When even the large firms begin to sacrifice their integrity for the sake of self preservation, its time the buying public stand up and take notice. There is a reason that CBRE’s stock price has plummeted, its due to their decrease in overall sales and leasing activity. They can’t skew those numbers. So how does their deal volume jive with their own market stats...they don’t.
Analysis: The business world needs to regain a level of integrity...what is going on now is making the halcyon days of the 1980’s look amateurish.
The problem with statistics which this writer has brought up before is they often times can paint the wrong picture. That is not to say statistics aren’t valuable. However, accurate and objective statistics are what is needed.
When looking from the outside most non-real estate folks have no idea how the market stats have been derived. Most do not even understand what they mean. The problem is when a company such as CBRE skews its stats in contradiction to known reality by everyone else in the business it is bad because of their status as the biggest and broadest service provider.
So what’s in it for CBRE to skew stats one must ask? If you predominately represent property owners, you want to paint as rosy a picture because it helps their clients the property owners in lease negotiations. And since CBRE represents so many more landlords than anyone else in almost every market area it’s in their best interest to portray a rosy picture.
The problem with stats especially coming from a brokerage service is they don’t disclose how they arrived at their figures. Most brokerages although they use common data sources don't always publish the same results...For example some brokerages only report on office buildings 20,000 sq ft and up, while others go from 10,000 sq. ft and up.

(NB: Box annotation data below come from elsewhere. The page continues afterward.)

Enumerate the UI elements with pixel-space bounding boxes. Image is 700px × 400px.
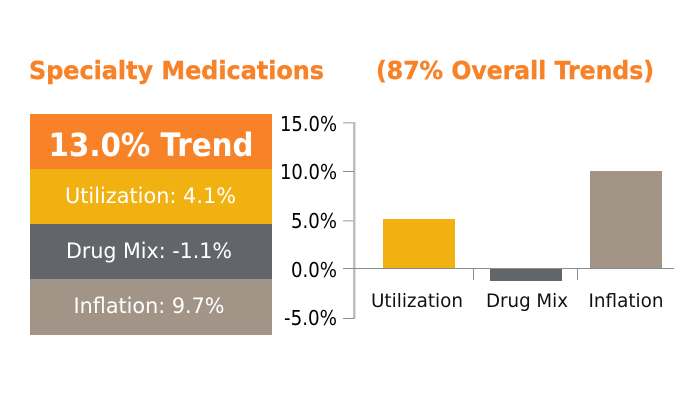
inflation row xyxy=(30,279,272,335)
bar: utilization xyxy=(383,219,455,268)
x axis labels: Drug Mix xyxy=(486,290,568,312)
title: specialty medications: Specialty Medications xyxy=(29,56,324,85)
total trend row xyxy=(30,114,272,169)
y axis labels: 5.0% xyxy=(291,209,337,233)
y axis labels: -5.0% xyxy=(284,306,337,330)
y axis labels: 10.0% xyxy=(280,160,337,184)
y axis labels xyxy=(280,112,337,330)
x axis labels xyxy=(371,290,664,312)
utilization row xyxy=(30,169,272,224)
panel: trend summary xyxy=(30,114,272,335)
bar: inflation xyxy=(590,171,662,268)
x axis labels: Inflation xyxy=(588,290,664,312)
utilization row: Utilization: 4.1% xyxy=(65,184,236,208)
inflation row: Inflation: 9.7% xyxy=(74,294,224,318)
drug mix row xyxy=(30,224,272,279)
y axis labels: 0.0% xyxy=(291,258,337,282)
total trend row: 13.0% Trend xyxy=(48,126,254,164)
drug mix row: Drug Mix: -1.1% xyxy=(66,239,232,263)
x axis labels: Utilization xyxy=(371,290,463,312)
bar chart xyxy=(280,112,674,330)
y axis labels: 15.0% xyxy=(280,112,337,136)
zero line with category ticks xyxy=(343,268,674,280)
title: overall trends: (87% Overall Trends) xyxy=(376,56,654,85)
y axis xyxy=(343,122,356,319)
bar: drug mix xyxy=(490,268,562,281)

Another example, in a different article on the same topic, one of the CBRE’s head researchers talked about the positive absorption in DC proper. They actually used, according to the statement made in the article, a large space lease renewal in the absorption number. That is just wrong methodology. The space never came onto the market and therefore never came off the market, so its a neutral number and should not have been factored into the absorption rate. By using the renewal it makes it seem as there is so much more leasing activity than there really is.
I
n addition its nothing to get excited about that a 276,000 sq ft renewal took place in a market as large as DC.

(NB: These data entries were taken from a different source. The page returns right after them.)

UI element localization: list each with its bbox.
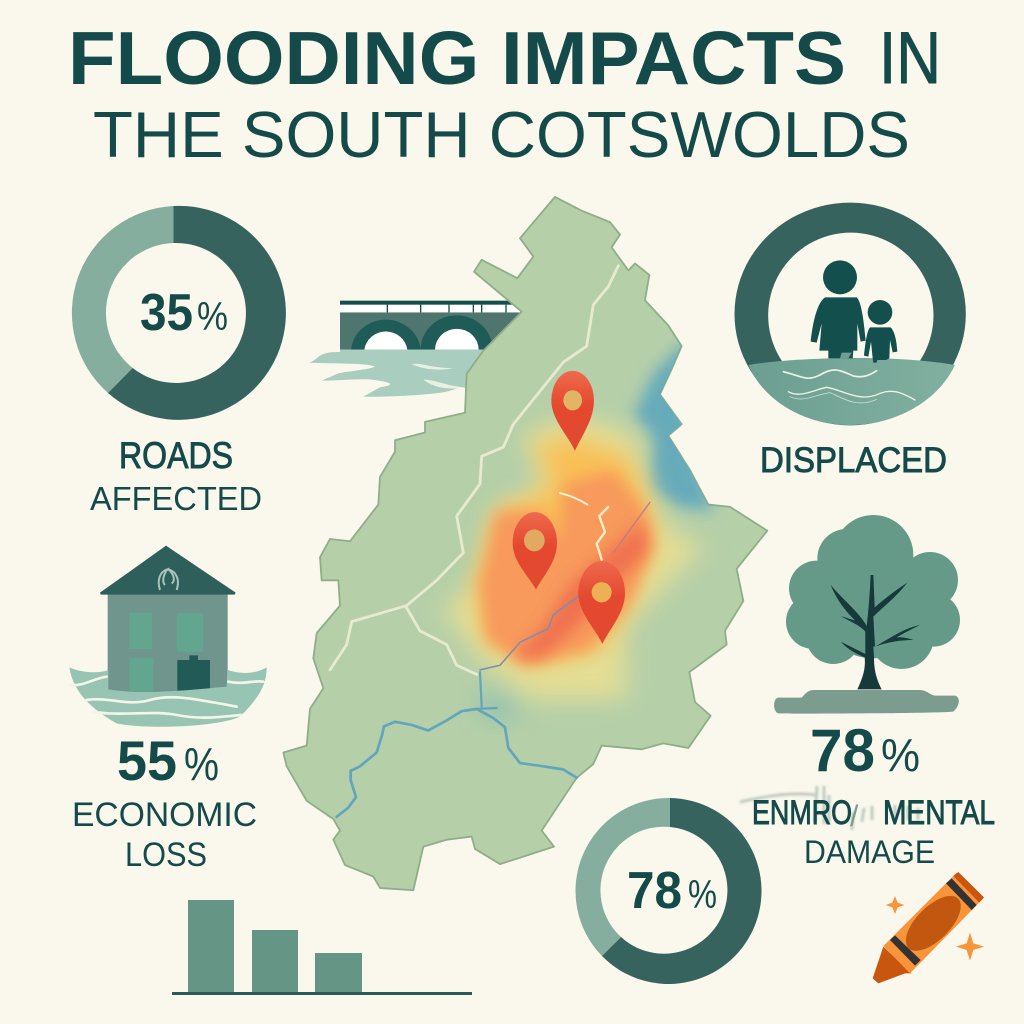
title [68, 16, 941, 171]
stat: environmental damage: MENTAL [883, 794, 995, 832]
stat: economic loss [72, 729, 257, 874]
donut chart: roads affected 35%: 35 [140, 284, 193, 342]
donut chart: 78% [576, 798, 762, 984]
icon: damaged tree [774, 515, 960, 714]
icon: displaced family in flood water [734, 203, 966, 425]
donut chart: 78%: 78 [627, 862, 682, 920]
icon: crayon with sparkles [873, 872, 984, 983]
stat: economic loss: LOSS [125, 836, 207, 874]
map pin 2 [513, 512, 557, 590]
donut chart: 78%: % [688, 873, 717, 917]
icon: flooded bridge [309, 301, 527, 397]
title: THE SOUTH COTSWOLDS [93, 98, 910, 171]
stat: environmental damage: ENMRO [752, 794, 852, 832]
roads [330, 266, 618, 670]
stat: environmental damage: % [881, 729, 920, 781]
map pin 3 [578, 561, 625, 644]
stat: environmental damage: / [850, 800, 859, 833]
icon: flooded house [69, 546, 267, 727]
stat: environmental damage: DAMAGE [804, 834, 935, 870]
donut chart: roads affected 35% [72, 206, 286, 420]
label: roads affected: AFFECTED [90, 480, 262, 517]
bar chart [172, 900, 472, 995]
stat: economic loss: ECONOMIC [72, 796, 257, 834]
flood heat map [443, 337, 713, 718]
stat: economic loss: % [184, 738, 219, 790]
donut chart: roads affected 35%: % [197, 295, 228, 339]
stat: environmental damage [740, 717, 995, 870]
stat: environmental damage: 78 [810, 717, 875, 784]
label: roads affected [90, 435, 262, 517]
label: displaced: DISPLACED [760, 441, 947, 480]
title: IN [879, 18, 941, 99]
label: roads affected: ROADS [119, 435, 233, 476]
title: FLOODING IMPACTS [68, 16, 846, 100]
stat: economic loss: 55 [117, 729, 177, 792]
map pin 1 [551, 371, 594, 451]
map: South Cotswolds [283, 197, 767, 890]
rivers [330, 266, 650, 817]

The subject article further speaks to how the new "construction pipeline is pretty positive for Northern Virginia," Marianne Swearingen, research manager with CBRE, told CPN today. "It has actually stabilized the market because properties are being built specifically for companies. And the way the market has gone, developers have started to hold back on plans if they can, so there's a more balanced pipeline in Northern Virginia.” The problem with that statement is the fact there is over 4 million square feet of new construction underway to be delivered this year into the beginning of next, and only 20% has been preleased. That is a stabilized pipeline? I don’t think so. Never mind the new construction that is taking place in DC proper of 16 million sq. ft. again with only a 20% pre-leasing ratio. Of course there are not going to be any “new” projects to be built in the foreseeable future. And this is not a stabilized pipeline by any means.
At least they are being accurate about the Suburban Maryland market, as it would be hard to paint a rosy picture on that since there are no amount of stats that can be manipulated to say otherwise.

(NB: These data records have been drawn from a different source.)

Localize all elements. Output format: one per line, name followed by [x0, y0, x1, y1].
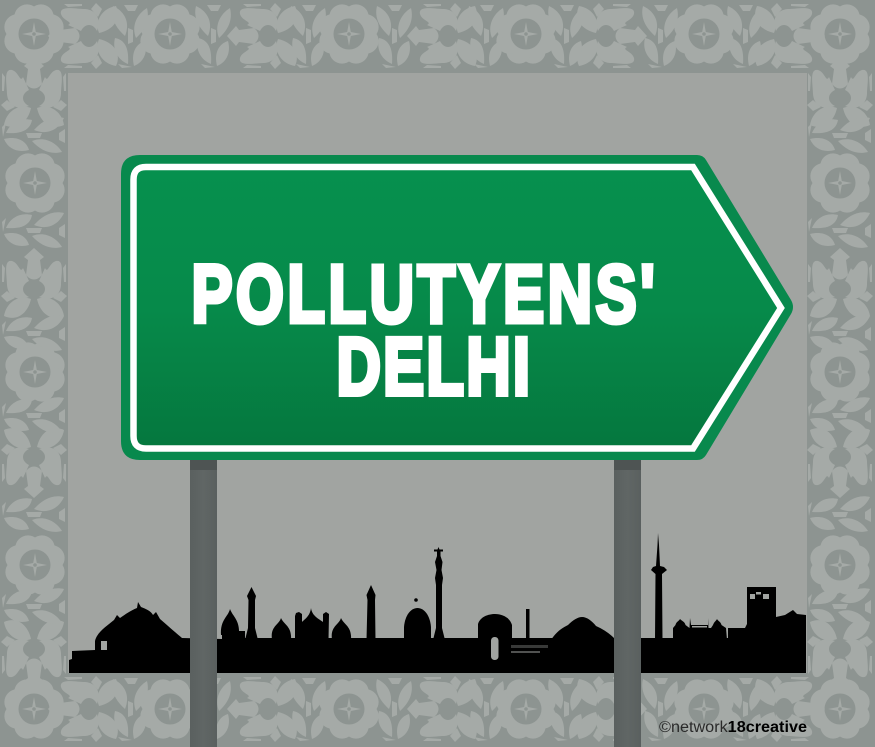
fort wall and tower	[728, 587, 806, 640]
credit watermark: ©network18creative	[659, 719, 807, 736]
left signpost pole	[190, 460, 217, 747]
sign title: POLLUTYENS'	[192, 248, 658, 340]
sign title: DELHI	[336, 321, 532, 413]
right signpost pole	[614, 460, 641, 747]
red fort	[673, 618, 727, 640]
Delhi skyline silhouette	[69, 533, 806, 673]
sign title	[192, 248, 658, 413]
TV tower	[651, 533, 667, 640]
windows and arches cut into the silhouette	[101, 592, 769, 660]
victory column with cross	[433, 547, 445, 640]
obelisk and lattice	[526, 609, 530, 644]
Jama Masjid style mosque	[295, 608, 329, 640]
India Gate	[478, 614, 512, 640]
minarets	[245, 587, 258, 640]
domes	[221, 609, 239, 635]
base band and left temple	[69, 602, 806, 673]
central grey panel	[68, 73, 807, 673]
green arrow road sign	[121, 155, 793, 460]
right dome	[551, 617, 614, 640]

People within the industry are always asking themselves why brokers have such a bad reputation with the general public, usually one degree higher than used car salesmen, this is a prime example of why the perceptions are bad.
When even the large firms begin to sacrifice their integrity for the sake of self preservation, its time the buying public stand up and take notice. There is a reason that CBRE’s stock price has plummeted, its due to their decrease in overall sales and leasing activity. They can’t skew those numbers. So how does their deal volume jive with their own market stats...they don’t.